Another reason for using Xhatch Curves is to "Cheat" in the display of certain features on the drawings. For those who have worked with spline or gear drawings in 2D, Section B-B shown below is usually accepted as a correct way of showing gear and spline teeth in cross section. However, unless you are using even numbers of spur gear teeth and exactly placed spline teeth, your cross sections in Pro/E will appear more like Section A-A. Sometimes that means we need to cheat to accomplish the desired look.

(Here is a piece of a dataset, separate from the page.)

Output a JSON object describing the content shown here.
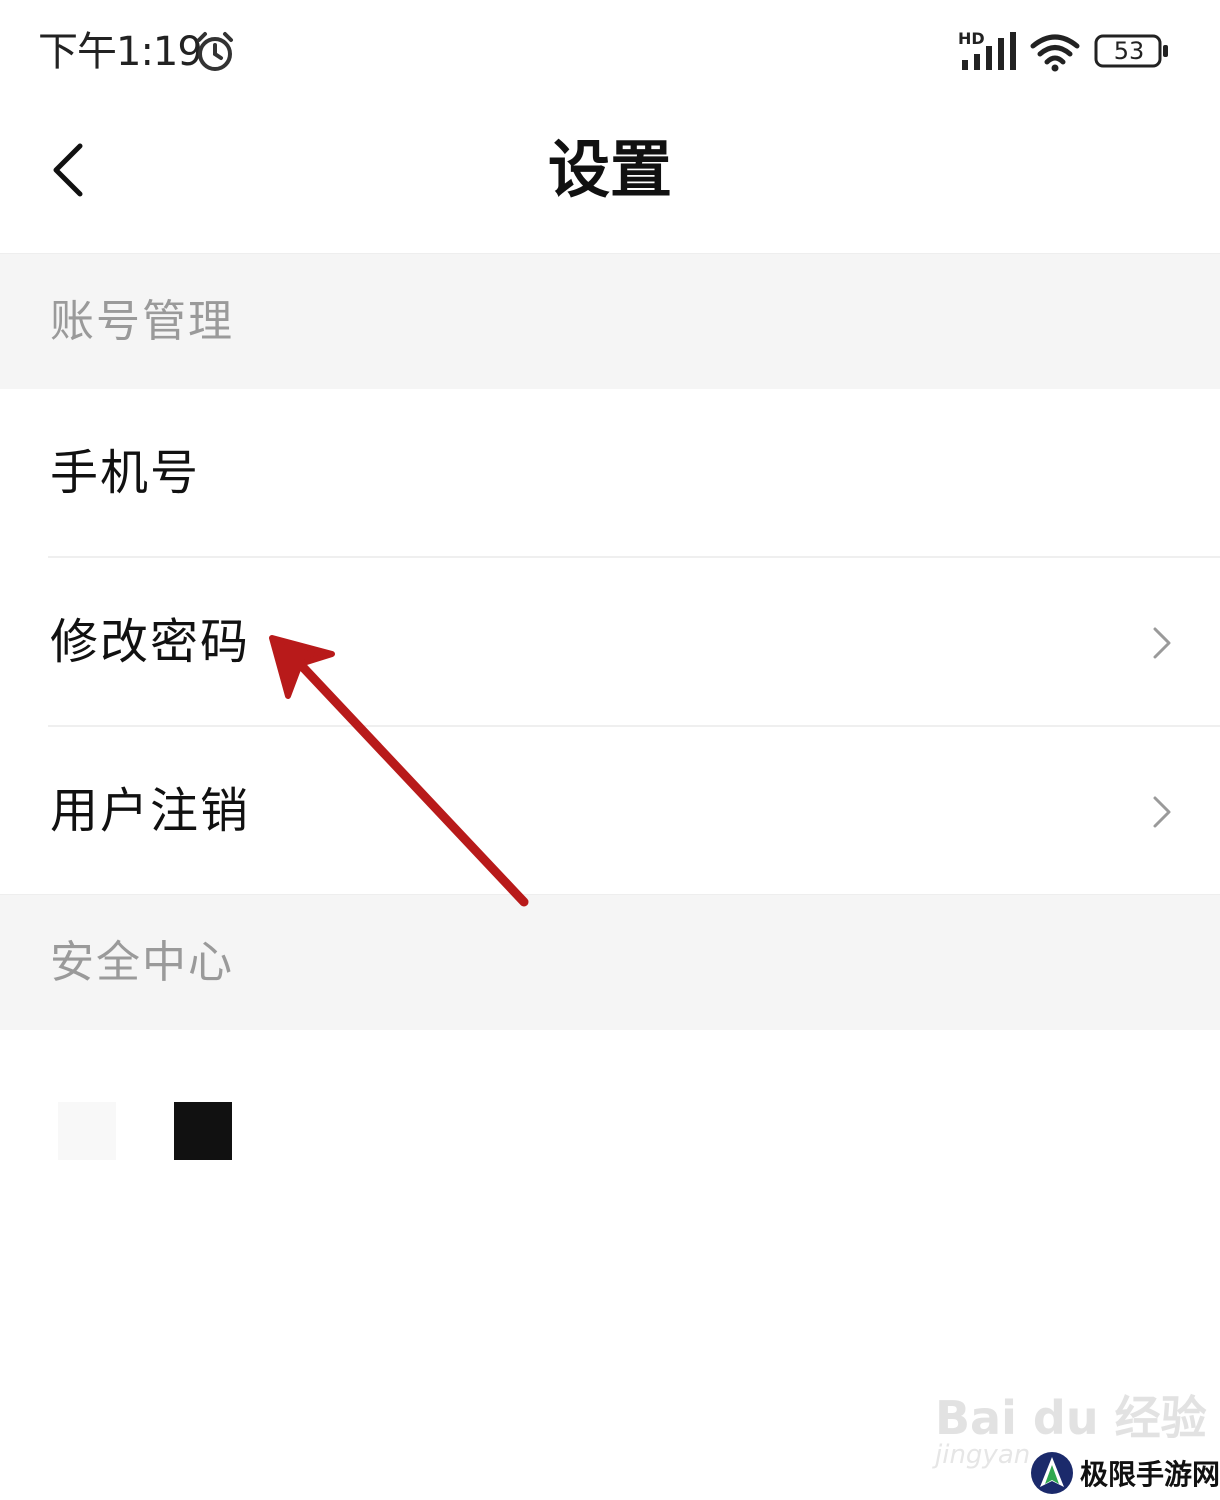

|To display the gear as shown in Section B-B, a Family Table Instance was created without the teeth. Next a datum curve from Intr Surfs was created using the cross section datum plane, (Yes, section "B" is required) and the Whole part. Next a sketched datum curve on the same datum plane with Use edge / Chain of the previous datum curve, and
|sketching the spline, and gear tooth root diameters.
The option for Xhatching was used, and the result is Section B-B.
(you could skip the surface intersection datum curve and use edge on the
geometry, but it would be slow, and not very robust to model changes.)
On the drawing the view was placed and oriented for X-Section B. The cross hatching of Section B was expanded (wide) so it does not appear in the view, then the cross hatching of the curve was modified as shown. Some doctoring was required in putting the curves (except the root diameter curves) on a layer, then changing the line style of the root curve to "geometry".
If you deal with these kinds of issues, this is a trick worth trying. Don't forget the Users Guides if you run into trouble.